Georges CORA

Matricule 45395
decede
Photographie de Georges CORA
Photographie à vérifier
Convoi 45000

Georges, André, Cora naît le 19 décembre 1921 à Paris 20e.

Au moment de son arrestation, il est domicilié au 52, boulevard Mortier à Paris 20e, à l’angle de la rue Maurice Berteaux. Il est célibataire (il a tout juste 19 ans).

Imprimeur de métier, il est déclaré comme métallurgiste (?) au moment de son arrestation.

Il adhère aux Jeunesses communistes en 1938.

Sous l’occupation, Georges Cora est un militant actif du Parti communiste clandestin.

Le 22 décembre 1940, il est arrêté pour distribution de tracts communistes. Dans la même affaire (affaire Wadelle, à vérifier aux APP) sont pris dix hommes – dont Georges Tondelier – et deux femmes ; tous sont inculpés d’infraction au décret-loi du 26 septembre 1939 (“activité communiste”). Georges Cora est écroué à la Maison d’arrêt de la Santé Paris 14e).

Le 10 mai 1941, tous les inculpés comparaissent devant la Chambre pour mineurs (15e) du tribunal correctionnel de la Seine ; quatre pères, dont celui de Georges Cora, et quatre mères ont été convoqués comme civilement responsables. Georges Cora est condamné à six mois d’emprisonnement. Cette peine correspondant à sa détention préventive, il est relaxé le lendemain.

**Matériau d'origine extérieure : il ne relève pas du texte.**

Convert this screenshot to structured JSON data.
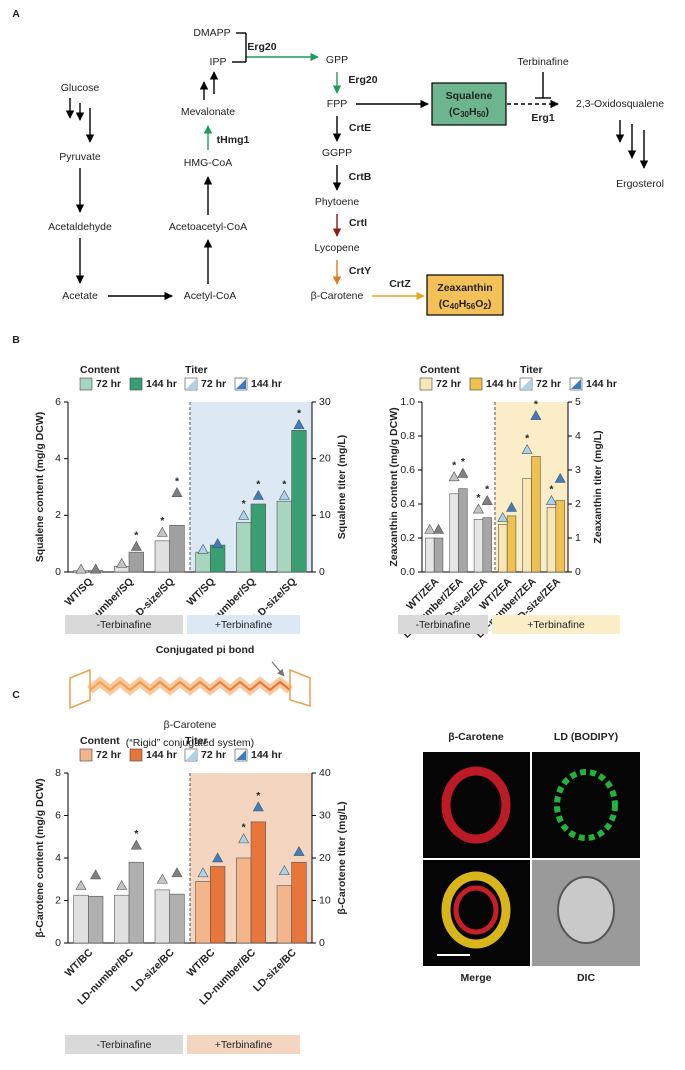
{
  "panels": [
    "A",
    "B",
    "C"
  ],
  "pathway": {
    "nodes": [
      "Glucose",
      "Pyruvate",
      "Acetaldehyde",
      "Acetate",
      "Acetyl-CoA",
      "Acetoacetyl-CoA",
      "HMG-CoA",
      "Mevalonate",
      "IPP",
      "DMAPP",
      "GPP",
      "FPP",
      "GGPP",
      "Phytoene",
      "Lycopene",
      "β-Carotene",
      "Terbinafine",
      "2,3-Oxidosqualene",
      "Ergosterol"
    ],
    "enzymes": [
      {
        "label": "Erg20",
        "color": "#2f5fa7"
      },
      {
        "label": "Erg20",
        "color": "#2f5fa7"
      },
      {
        "label": "CrtE",
        "color": "#2f5fa7"
      },
      {
        "label": "CrtB",
        "color": "#2f5fa7"
      },
      {
        "label": "CrtI",
        "color": "#8b1a1a"
      },
      {
        "label": "CrtY",
        "color": "#e07b20"
      },
      {
        "label": "CrtZ",
        "color": "#e8a520"
      },
      {
        "label": "tHmg1",
        "color": "#2f5fa7"
      },
      {
        "label": "Erg1",
        "color": "#d7262b"
      }
    ],
    "products": [
      {
        "label": "Squalene",
        "formula": [
          "(C",
          "30",
          "H",
          "50",
          ")"
        ],
        "color": "#6db58f"
      },
      {
        "label": "Zeaxanthin",
        "formula": [
          "(C",
          "40",
          "H",
          "56",
          "O",
          "2",
          ")"
        ],
        "color": "#f4c158"
      }
    ]
  },
  "structure": {
    "annotation": "Conjugated pi bond",
    "name": "β-Carotene",
    "caption": "(“Rigid” conjugated system)"
  },
  "microscopy": {
    "labels": [
      "β-Carotene",
      "LD (BODIPY)",
      "Merge",
      "DIC"
    ]
  },
  "chart_data": [
    {
      "type": "bar",
      "y_label": "Squalene content (mg/g DCW)",
      "y2_label": "Squalene titer (mg/L)",
      "categories": [
        "WT/SQ",
        "LD-number/SQ",
        "LD-size/SQ",
        "WT/SQ",
        "LD-number/SQ",
        "LD-size/SQ"
      ],
      "legend_titles": [
        "Content",
        "Titer"
      ],
      "groups": [
        {
          "label": "-Terbinafine",
          "color": "#d9d9d9"
        },
        {
          "label": "+Terbinafine",
          "color": "#dce9f5"
        }
      ],
      "series": [
        {
          "name": "72 hr",
          "values": [
            0.05,
            0.2,
            1.1,
            0.7,
            1.75,
            2.5
          ],
          "colors": [
            "#e0e0e0",
            "#e0e0e0",
            "#e0e0e0",
            "#a7d5be",
            "#a7d5be",
            "#a7d5be"
          ]
        },
        {
          "name": "144 hr",
          "values": [
            0.05,
            0.7,
            1.65,
            0.95,
            2.4,
            5.0
          ],
          "colors": [
            "#a0a0a0",
            "#a0a0a0",
            "#a0a0a0",
            "#3a9e73",
            "#3a9e73",
            "#3a9e73"
          ]
        },
        {
          "name": "72 hr",
          "axis": "y2",
          "values": [
            0.5,
            1.5,
            7,
            4,
            10,
            13.5
          ],
          "colors": [
            "#c4c4c4",
            "#c4c4c4",
            "#c4c4c4",
            "#a8d4f0",
            "#a8d4f0",
            "#a8d4f0"
          ],
          "significance": [
            null,
            null,
            "*",
            null,
            "*",
            "*"
          ]
        },
        {
          "name": "144 hr",
          "axis": "y2",
          "values": [
            0.5,
            4.5,
            14,
            5,
            13.5,
            26
          ],
          "colors": [
            "#808080",
            "#808080",
            "#808080",
            "#3a7ec0",
            "#3a7ec0",
            "#3a7ec0"
          ],
          "significance": [
            null,
            "*",
            "*",
            null,
            "*",
            "*"
          ]
        }
      ],
      "ylim": [
        0,
        6
      ],
      "yticks": [
        0,
        2,
        4,
        6
      ],
      "y2lim": [
        0,
        30
      ],
      "y2ticks": [
        0,
        10,
        20,
        30
      ]
    },
    {
      "type": "bar",
      "y_label": "Zeaxanthin content (mg/g DCW)",
      "y2_label": "Zeaxanthin titer (mg/L)",
      "categories": [
        "WT/ZEA",
        "LD-number/ZEA",
        "LD-size/ZEA",
        "WT/ZEA",
        "LD-number/ZEA",
        "LD-size/ZEA"
      ],
      "legend_titles": [
        "Content",
        "Titer"
      ],
      "groups": [
        {
          "label": "-Terbinafine",
          "color": "#d9d9d9"
        },
        {
          "label": "+Terbinafine",
          "color": "#fbedc7"
        }
      ],
      "series": [
        {
          "name": "72 hr",
          "values": [
            0.2,
            0.46,
            0.31,
            0.28,
            0.55,
            0.38
          ],
          "colors": [
            "#e6e6e6",
            "#e6e6e6",
            "#e6e6e6",
            "#fbe7b5",
            "#fbe7b5",
            "#fbe7b5"
          ]
        },
        {
          "name": "144 hr",
          "values": [
            0.2,
            0.49,
            0.32,
            0.33,
            0.68,
            0.42
          ],
          "colors": [
            "#a6a6a6",
            "#a6a6a6",
            "#a6a6a6",
            "#f0c050",
            "#f0c050",
            "#f0c050"
          ]
        },
        {
          "name": "72 hr",
          "axis": "y2",
          "values": [
            1.25,
            2.8,
            1.85,
            1.6,
            3.6,
            2.1
          ],
          "colors": [
            "#c4c4c4",
            "#c4c4c4",
            "#c4c4c4",
            "#a8d4f0",
            "#a8d4f0",
            "#a8d4f0"
          ],
          "significance": [
            null,
            "*",
            "*",
            null,
            "*",
            "*"
          ]
        },
        {
          "name": "144 hr",
          "axis": "y2",
          "values": [
            1.25,
            2.9,
            2.1,
            1.9,
            4.6,
            2.75
          ],
          "colors": [
            "#808080",
            "#808080",
            "#808080",
            "#3a7ec0",
            "#3a7ec0",
            "#3a7ec0"
          ],
          "significance": [
            null,
            "*",
            "*",
            null,
            "*",
            null
          ]
        }
      ],
      "ylim": [
        0,
        1
      ],
      "yticks": [
        {
          "value": 0,
          "label": "0.0"
        },
        0.2,
        0.4,
        0.6,
        0.8,
        {
          "value": 1,
          "label": "1.0"
        }
      ],
      "y2lim": [
        0,
        5
      ],
      "y2ticks": [
        0,
        1,
        2,
        3,
        4,
        5
      ]
    },
    {
      "type": "bar",
      "y_label": "β-Carotene content (mg/g DCW)",
      "y2_label": "β-Carotene titer (mg/L)",
      "categories": [
        "WT/BC",
        "LD-number/BC",
        "LD-size/BC",
        "WT/BC",
        "LD-number/BC",
        "LD-size/BC"
      ],
      "legend_titles": [
        "Content",
        "Titer"
      ],
      "groups": [
        {
          "label": "-Terbinafine",
          "color": "#d9d9d9"
        },
        {
          "label": "+Terbinafine",
          "color": "#f3d5c0"
        }
      ],
      "series": [
        {
          "name": "72 hr",
          "values": [
            2.25,
            2.25,
            2.5,
            2.9,
            4.0,
            2.7
          ],
          "colors": [
            "#e0e0e0",
            "#e0e0e0",
            "#e0e0e0",
            "#f4b58a",
            "#f4b58a",
            "#f4b58a"
          ]
        },
        {
          "name": "144 hr",
          "values": [
            2.2,
            3.8,
            2.3,
            3.6,
            5.7,
            3.8
          ],
          "colors": [
            "#b0b0b0",
            "#b0b0b0",
            "#b0b0b0",
            "#e8763a",
            "#e8763a",
            "#e8763a"
          ]
        },
        {
          "name": "72 hr",
          "axis": "y2",
          "values": [
            13.5,
            13.5,
            15,
            16.5,
            24.5,
            17
          ],
          "colors": [
            "#c4c4c4",
            "#c4c4c4",
            "#c4c4c4",
            "#a8d4f0",
            "#a8d4f0",
            "#a8d4f0"
          ],
          "significance": [
            null,
            null,
            null,
            null,
            "*",
            null
          ]
        },
        {
          "name": "144 hr",
          "axis": "y2",
          "values": [
            16,
            23,
            16.5,
            20,
            32,
            21.5
          ],
          "colors": [
            "#808080",
            "#808080",
            "#808080",
            "#3a7ec0",
            "#3a7ec0",
            "#3a7ec0"
          ],
          "significance": [
            null,
            "*",
            null,
            null,
            "*",
            null
          ]
        }
      ],
      "ylim": [
        0,
        8
      ],
      "yticks": [
        0,
        2,
        4,
        6,
        8
      ],
      "y2lim": [
        0,
        40
      ],
      "y2ticks": [
        0,
        10,
        20,
        30,
        40
      ]
    }
  ]
}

Le 28 avril 1942, Georges Cora est arrêté à son domicile, comme otage, lors d’une grande vague d’arrestations (397 personnes) organisée par « les autorités d’occupation » dans le département de la Seine et visant majoritairement des militants du Parti communiste clandestin. Les hommes arrêtés sont rapidement conduits au camp allemand de Royallieu à Compiègne (Oise), administré et gardé par la Wehrmacht ( Frontstalag 122 – Polizeihaftlager ).

Entre fin avril et fin juin 1942, Georges Cora est sélectionné avec plus d’un millier d’otages désignés comme communistes et une cinquantaine d’otages désignés comme juifs dont la déportation a été décidée en représailles des actions armées de la résistance communiste contre l’armée allemande (en application d’un ordre de Hitler).

Le 6 juillet 1942 à l’aube, les détenus sont conduits à pied sous escorte allemande à la gare de Compiègne, sur la commune de Margny, et entassés dans des wagons de marchandises. Le train part une fois les portes verrouillées, à 9 h 30.

Le voyage dure deux jours et demi. N’étant pas ravitaillés en eau, les déportés souffrent principalement de la soif.

Le 8 juillet 1942, Georges Cora est enregistré au camp souche d’Auschwitz (Auschwitz-I) ; peut-être sous le numéro 45395, selon les listes reconstituées (la photo du détenu portant ce matricule a été retrouvée, mais n’a pu être identifiée à ce jour).